St. Nazaire, France, in April
Monday, August 22 @ 1909
I think it was April, 2011, when P. and Josiah and I went to Paris, France, to catch a train to St. Nazaire. Did I already tell you that on the appointed day we showed up at the Gare d L’Est about 30 minutes early to find our train to the coast. We found the train, slipped into the car, found comfortable seats, and settled in for a wait. The time for our train’s departure came and went. I looked out the window. Nobody there. It dawned on me. Whoa. Wrong train.
Thanks to our grandson, Josiah, who figured out that we needed to find a ticket window with a British flag (signifying English was spoken). The woman told us that we had one chance to trade our ticket for another. If we paid a huge sum. We paid the sum, lined up for the correct train, and squeezed in.
The train took us out of Paris, out into the countryside. Oh, I remember seeing many a stonewall with sort of good-natured graffiti sprayed all around. Then more stone walls. More graffiti. Eventually we came to countrysides with farms
I remember a farm with a tractor. Most of the farms looked small, but I don’t remember seeing much livestock. Just telephone poles, occasionally big barns, large white buildings, I gave Josiah my camera and asked him to take a few pictures. He didn’t look enthusiastic, so I assured him that he could take as many photographs as he wanted. Result? Hundreds of pictures from the train, mostly blurred green from the April countryside. Exactly what I’d hoped for.
Eventually we reached a station where we would be required to detrain, find another train, and entrain.
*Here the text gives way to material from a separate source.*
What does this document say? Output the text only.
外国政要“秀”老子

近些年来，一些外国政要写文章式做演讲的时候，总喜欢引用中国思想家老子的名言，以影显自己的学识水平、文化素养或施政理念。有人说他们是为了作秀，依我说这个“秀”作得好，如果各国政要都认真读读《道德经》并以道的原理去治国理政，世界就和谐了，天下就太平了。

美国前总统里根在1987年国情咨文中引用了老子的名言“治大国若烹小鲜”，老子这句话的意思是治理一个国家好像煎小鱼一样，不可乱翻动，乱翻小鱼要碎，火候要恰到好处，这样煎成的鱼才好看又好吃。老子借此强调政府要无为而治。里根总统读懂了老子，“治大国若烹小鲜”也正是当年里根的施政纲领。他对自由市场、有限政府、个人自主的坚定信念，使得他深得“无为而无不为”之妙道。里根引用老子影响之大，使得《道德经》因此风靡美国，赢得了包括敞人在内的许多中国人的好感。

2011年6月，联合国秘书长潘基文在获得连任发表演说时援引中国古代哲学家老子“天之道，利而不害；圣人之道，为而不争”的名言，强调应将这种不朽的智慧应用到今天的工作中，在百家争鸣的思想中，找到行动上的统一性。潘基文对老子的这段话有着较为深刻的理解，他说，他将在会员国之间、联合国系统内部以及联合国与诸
This proved to be too much. I believe Josiah asked a trainman who hustled us away from where we had been heading and toward another place where we caught a train.
I almost forgot that we found a WC for men, and another WC for women. Also we found a place to purchase some bread and probably some cheese and perhaps some fruit. These things gave us the strength to continue our journey.
Throughout all of these adventures Josiah kept steering his grandparents toward St. Nazaire. Toward the goal of the trip.
Why St. Nazaire?
Did I remember to tell you that St. Nazaire was one of two submarine bases held by the Nazis during World War II? My uncle Carl’s 66th division got orders to contain the Nazis within the bases at St. Nazaire and Lorient. Unfortunately, my uncle Carl Bonde was not with the rest of the division. He vanished when his troopship was torpedoed on Christmas Eve, 1944.
When I had been to the final reunion of Carl’s army company in 2006, the old men there told me about their duty during WWII was to contain the Germans who were holed up in the impregnable fortresses at St. Nazaire and Lorient. I chose St. Nazaire to visit because of one of the old veterans, Wally Merza, who told me about the museum there where he donated his Army uniform. I had a photo of Wally in my pocket.
I ended up seeing Wally’s uniform at a museum called, “The Grand Blockhouse,” or “Le Grand Blockhaus,” at La Baule. Turns out La Baule is a famous beach in France, something like Miami Beach in the U.S.A. Josiah, P. and I took a taxi to the Grand Blockhouse and saw La Baule. We saw riders on horseback galloping on the beach. Jacques Tati staged his great films about Monsieur Hulot there.
You know, we never did visit the submarine pens at St. Nazaire, but I got photographs from the Internet.
We did enjoy visiting the museum and we enjoyed allowing Josiah to steer us back to Paris. April in Paris. And many more of his photographs.